De andere kinderen staan al in het halfdonker opgesteld. Rechts de engelen, links de herders en helemaal achteraan de wijzen. In het midden staat iemand met een grote ster op een stok.

Zo herinner ik mij ons kerstspel in een ijskoude kerk in de jaren vijftig.
Ik was herder. Eigenlijk wilde ik, net als alle meisjes, graag Maria zijn. Maar om redenen die ik niet wilde begrijpen moest Maria uit de oudste groep komen en lange haren hebben. 
Ik hoorde bij een jongere groep en ik had een kort geknipt koppie.
Die haren zaten bij de uitvoering trouwens grotendeels onder een fraaie blauwe doek en hoefden dus helemaal niet lang te zijn.
Deze opstandige, zeg maar jaloerse, reactie paste niet in de vredige Kerstsfeer, dus hield ik die voor me. Zo wijs was ik al wel.

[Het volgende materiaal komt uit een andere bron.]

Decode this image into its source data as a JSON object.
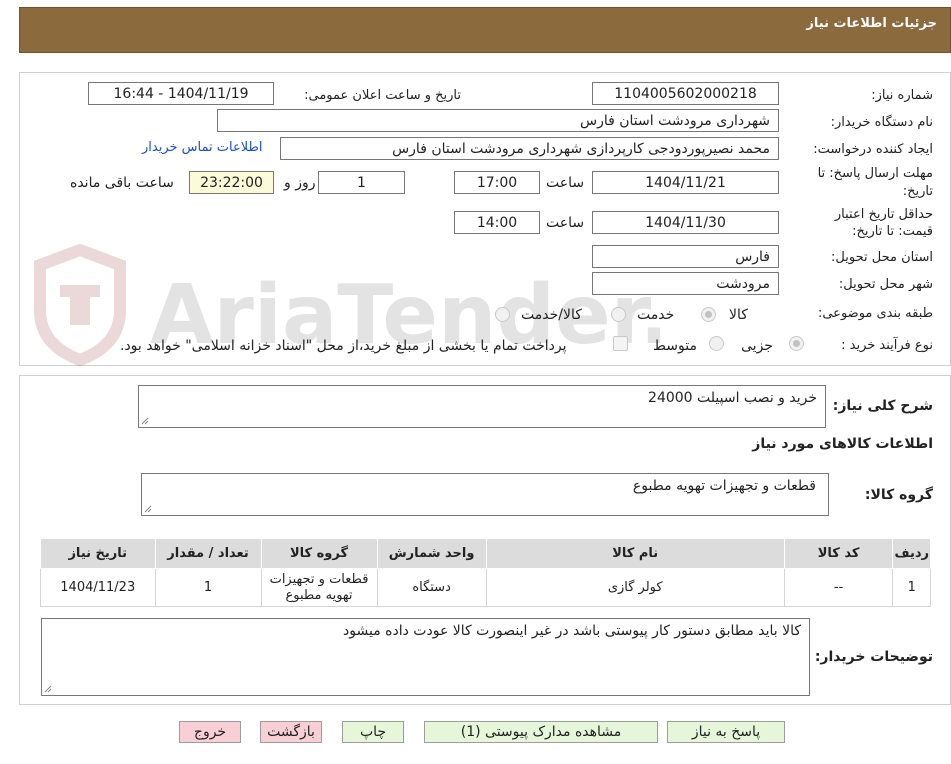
{
  "header": {
    "title": "جزئیات اطلاعات نیاز"
  },
  "watermark": {
    "text": "AriaTender.neT"
  },
  "fields": {
    "need_number_label": "شماره نیاز:",
    "need_number": "1104005602000218",
    "announce_label": "تاریخ و ساعت اعلان عمومی:",
    "announce_value": "1404/11/19 - 16:44",
    "buyer_org_label": "نام دستگاه خریدار:",
    "buyer_org": "شهرداری مرودشت استان فارس",
    "creator_label": "ایجاد کننده درخواست:",
    "creator": "محمد نصیرپوردودجی کارپردازی شهرداری مرودشت استان فارس",
    "contact_link": "اطلاعات تماس خریدار",
    "deadline_label_1": "مهلت ارسال پاسخ: تا",
    "deadline_label_2": "تاریخ:",
    "deadline_date": "1404/11/21",
    "time_label": "ساعت",
    "deadline_time": "17:00",
    "days_value": "1",
    "days_label": "روز و",
    "remaining_time": "23:22:00",
    "remaining_label": "ساعت باقی مانده",
    "validity_label_1": "حداقل تاریخ اعتبار",
    "validity_label_2": "قیمت: تا تاریخ:",
    "validity_date": "1404/11/30",
    "validity_time_label": "ساعت",
    "validity_time": "14:00",
    "province_label": "استان محل تحویل:",
    "province": "فارس",
    "city_label": "شهر محل تحویل:",
    "city": "مرودشت",
    "category_label": "طبقه بندی موضوعی:",
    "category_options": [
      "کالا",
      "خدمت",
      "کالا/خدمت"
    ],
    "process_label": "نوع فرآیند خرید :",
    "process_options": [
      "جزیی",
      "متوسط"
    ],
    "payment_note": "پرداخت تمام یا بخشی از مبلغ خرید،از محل \"اسناد خزانه اسلامی\" خواهد بود."
  },
  "summary": {
    "label": "شرح کلی نیاز:",
    "value": "خرید و نصب اسپیلت 24000"
  },
  "goods": {
    "section_title": "اطلاعات کالاهای مورد نیاز",
    "group_label": "گروه کالا:",
    "group_value": "قطعات و تجهیزات تهویه مطبوع",
    "columns": [
      "ردیف",
      "کد کالا",
      "نام کالا",
      "واحد شمارش",
      "گروه کالا",
      "تعداد / مقدار",
      "تاریخ نیاز"
    ],
    "rows": [
      {
        "row": "1",
        "code": "--",
        "name": "کولر گازی",
        "unit": "دستگاه",
        "group": "قطعات و تجهیزات تهویه مطبوع",
        "qty": "1",
        "date": "1404/11/23"
      }
    ]
  },
  "buyer_notes": {
    "label": "توضیحات خریدار:",
    "value": "کالا باید مطابق دستور کار پیوستی باشد در غیر اینصورت کالا عودت داده میشود"
  },
  "buttons": {
    "reply": "پاسخ به نیاز",
    "attachments": "مشاهده مدارک پیوستی (1)",
    "print": "چاپ",
    "back": "بازگشت",
    "exit": "خروج"
  },
  "colors": {
    "header_bg": "#8b6a3e",
    "link": "#1a4fc4",
    "green_btn": "#e6f7d9",
    "pink_btn": "#f7cfd4",
    "yellow_box": "#fbfbd9"
  }
}
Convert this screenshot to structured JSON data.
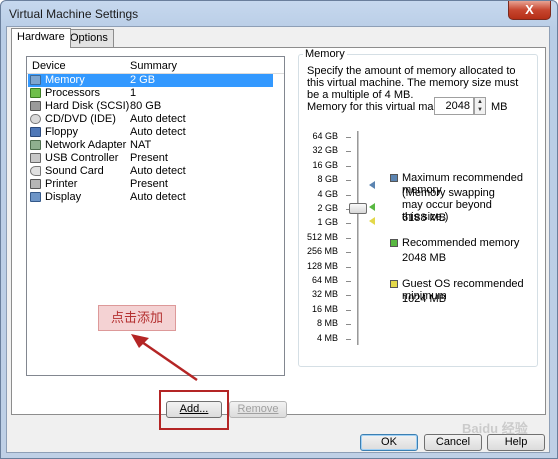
{
  "window": {
    "title": "Virtual Machine Settings",
    "close_glyph": "X"
  },
  "tabs": [
    {
      "label": "Hardware"
    },
    {
      "label": "Options"
    }
  ],
  "device_list": {
    "headers": {
      "device": "Device",
      "summary": "Summary"
    },
    "rows": [
      {
        "device": "Memory",
        "summary": "2 GB",
        "icon": "memory-icon",
        "selected": true
      },
      {
        "device": "Processors",
        "summary": "1",
        "icon": "processor-icon"
      },
      {
        "device": "Hard Disk (SCSI)",
        "summary": "80 GB",
        "icon": "hard-disk-icon"
      },
      {
        "device": "CD/DVD (IDE)",
        "summary": "Auto detect",
        "icon": "cd-dvd-icon"
      },
      {
        "device": "Floppy",
        "summary": "Auto detect",
        "icon": "floppy-icon"
      },
      {
        "device": "Network Adapter",
        "summary": "NAT",
        "icon": "network-adapter-icon"
      },
      {
        "device": "USB Controller",
        "summary": "Present",
        "icon": "usb-icon"
      },
      {
        "device": "Sound Card",
        "summary": "Auto detect",
        "icon": "sound-card-icon"
      },
      {
        "device": "Printer",
        "summary": "Present",
        "icon": "printer-icon"
      },
      {
        "device": "Display",
        "summary": "Auto detect",
        "icon": "display-icon"
      }
    ]
  },
  "buttons": {
    "add": "Add...",
    "remove": "Remove",
    "ok": "OK",
    "cancel": "Cancel",
    "help": "Help"
  },
  "annotation": {
    "callout": "点击添加"
  },
  "memory": {
    "group_title": "Memory",
    "description": "Specify the amount of memory allocated to this virtual machine. The memory size must be a multiple of 4 MB.",
    "field_label": "Memory for this virtual machine:",
    "value": "2048",
    "unit": "MB",
    "scale": [
      "64 GB",
      "32 GB",
      "16 GB",
      "8 GB",
      "4 GB",
      "2 GB",
      "1 GB",
      "512 MB",
      "256 MB",
      "128 MB",
      "64 MB",
      "32 MB",
      "16 MB",
      "8 MB",
      "4 MB"
    ],
    "legend": {
      "max_title": "Maximum recommended memory",
      "max_note": "(Memory swapping may occur beyond this size.)",
      "max_value": "6188 MB",
      "rec_title": "Recommended memory",
      "rec_value": "2048 MB",
      "guest_title": "Guest OS recommended minimum",
      "guest_value": "1024 MB"
    }
  },
  "watermark": "Baidu 经验",
  "colors": {
    "selection": "#3399ff",
    "max_marker": "#5b84b1",
    "recommended_marker": "#59b842",
    "guest_marker": "#e3d84a",
    "callout_bg": "#f4d2d3",
    "highlight": "#b42525"
  }
}
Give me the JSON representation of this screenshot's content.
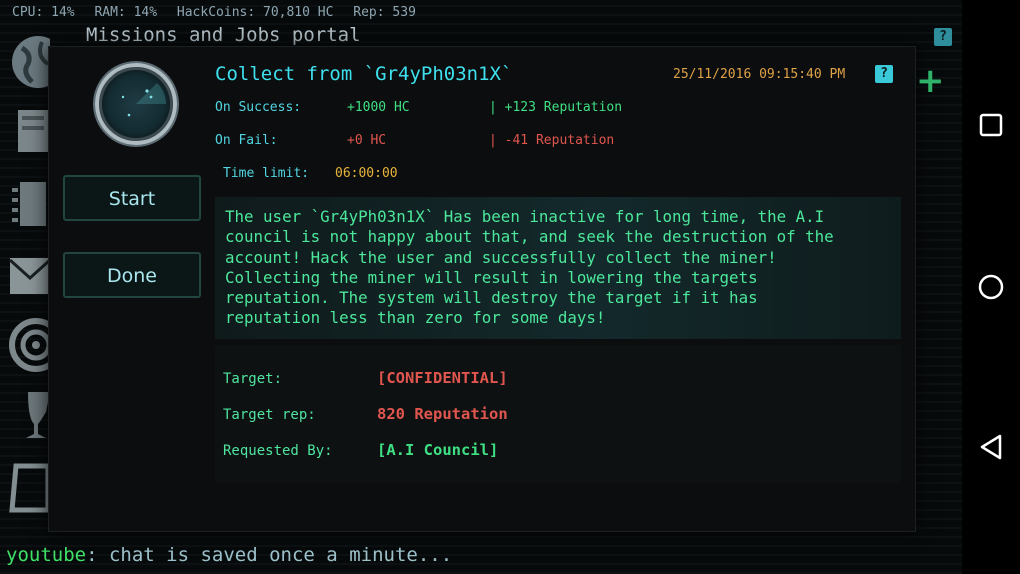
{
  "status": {
    "cpu": "CPU: 14%",
    "ram": "RAM: 14%",
    "hackcoins": "HackCoins: 70,810 HC",
    "rep": "Rep: 539"
  },
  "portal_title": "Missions and Jobs portal",
  "help_glyph": "?",
  "sidebar_icons": [
    "globe-icon",
    "server-icon",
    "chip-icon",
    "mail-icon",
    "target-icon",
    "trophy-icon",
    "folder-icon"
  ],
  "buttons": {
    "start": "Start",
    "done": "Done"
  },
  "mission": {
    "title": "Collect from `Gr4yPh03n1X`",
    "date": "25/11/2016 09:15:40 PM",
    "on_success_label": "On Success:",
    "on_success_hc": "+1000 HC",
    "on_success_rep": "| +123 Reputation",
    "on_fail_label": "On Fail:",
    "on_fail_hc": "+0 HC",
    "on_fail_rep": "| -41 Reputation",
    "time_limit_label": "Time limit:",
    "time_limit": "06:00:00",
    "description": "The user `Gr4yPh03n1X` Has been inactive for long time, the A.I\ncouncil is not happy about that, and seek the destruction of the\naccount! Hack the user and successfully collect the miner!\nCollecting the miner will result in lowering the targets\nreputation. The system will destroy the target if it has\nreputation less than zero for some days!",
    "target_label": "Target:",
    "target_value": "[CONFIDENTIAL]",
    "target_rep_label": "Target rep:",
    "target_rep_value": "820 Reputation",
    "requested_by_label": "Requested By:",
    "requested_by_value": "[A.I Council]"
  },
  "plus_glyph": "+",
  "chat": {
    "user": "youtube",
    "separator": ":",
    "message": " chat is saved once a minute..."
  },
  "colors": {
    "accent_cyan": "#3fe0ee",
    "success_green": "#3fe083",
    "fail_red": "#e0564f",
    "time_yellow": "#e8b53c",
    "date_orange": "#e0a246"
  }
}
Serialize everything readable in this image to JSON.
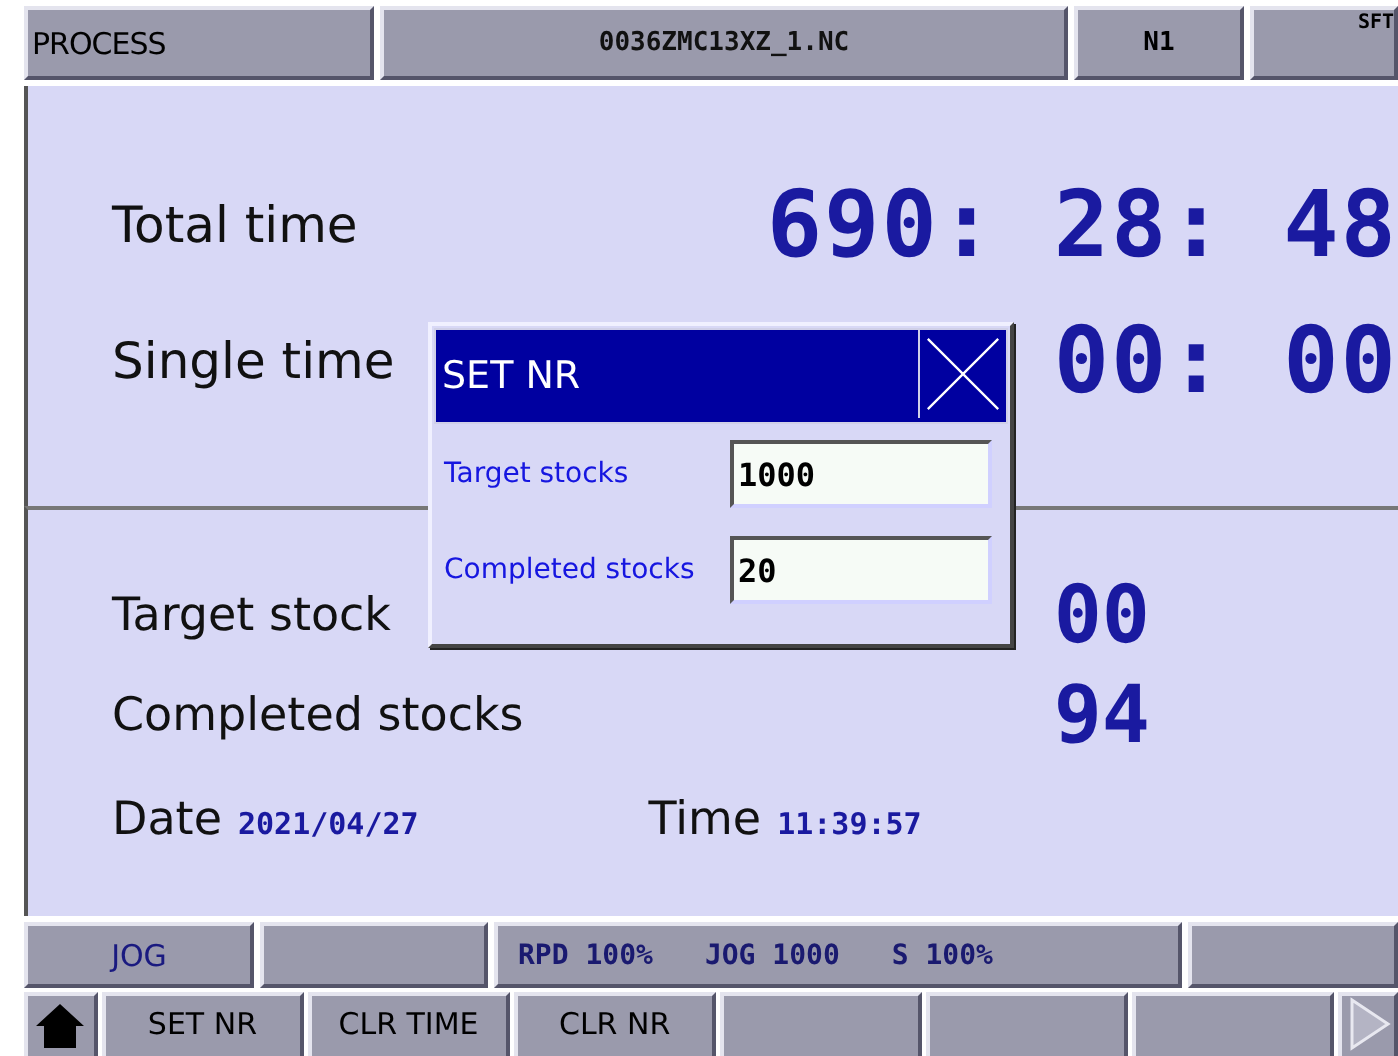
{
  "header": {
    "mode": "PROCESS",
    "program": "0036ZMC13XZ_1.NC",
    "sequence": "N1",
    "shift": "SFT"
  },
  "times": [
    {
      "label": "Total time",
      "value": "690: 28: 48"
    },
    {
      "label": "Single time",
      "value": "00: 00"
    }
  ],
  "stocks": [
    {
      "label": "Target stock",
      "value": "00"
    },
    {
      "label": "Completed stocks",
      "value": "94"
    }
  ],
  "date": {
    "label": "Date",
    "value": "2021/04/27"
  },
  "time": {
    "label": "Time",
    "value": "11:39:57"
  },
  "dialog": {
    "title": "SET NR",
    "fields": [
      {
        "label": "Target stocks",
        "value": "1000"
      },
      {
        "label": "Completed stocks",
        "value": "20"
      }
    ]
  },
  "status_bar": {
    "mode": "JOG",
    "overrides": [
      "RPD 100%",
      "JOG 1000",
      "S 100%"
    ]
  },
  "softkeys": [
    "SET NR",
    "CLR TIME",
    "CLR NR"
  ]
}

Ik schik me nu in mijn rol als herder, maar die is me niet op het lijf geschreven. De kriebelende dekens die als mantels voor de herders dienen, geven meer onrust dan warmte. De engelen die in beddenlakens gehuld rondfladderen, wekken meer hilariteit dan devotie. Maar gezellig is het wel zo, met elkaar bibberen, giechelen en zenuwachtig zijn.

Ik ben de eerste herder die iets moet zeggen na de engelenzang. 
Thuis heb ik geoefend: ’Kom, laten we opstaan en naar Bethlehem gaan….’
Mij is bezworen vooral heel luid en duidelijk te spreken. Dat is een hele verantwoordelijkheid, die ik dan ook prompt niet dragen kan. 

Als de engelen ‘Ere zij God’ zingen, zingt de de gemeente met hen mee. 
Het ‘Ere zij God’ heeft helaas geen duidelijke laatste regel, maar steeds verschillende herhalingen aan het eind. Ik raak er helemaal van in de war.
Steeds als ik denk dat het afgelopen is, roep ik luid en duidelijk: ‘Kom, laten we opstaan…’. 
Maar de engelen en de gemeente weten wel beter en zingen allerlei herhalingen van ‘Ere zij God,’ of ‘Vrede op aarde’ en nog vele keren ‘in de mensen, een welbehagen.’ 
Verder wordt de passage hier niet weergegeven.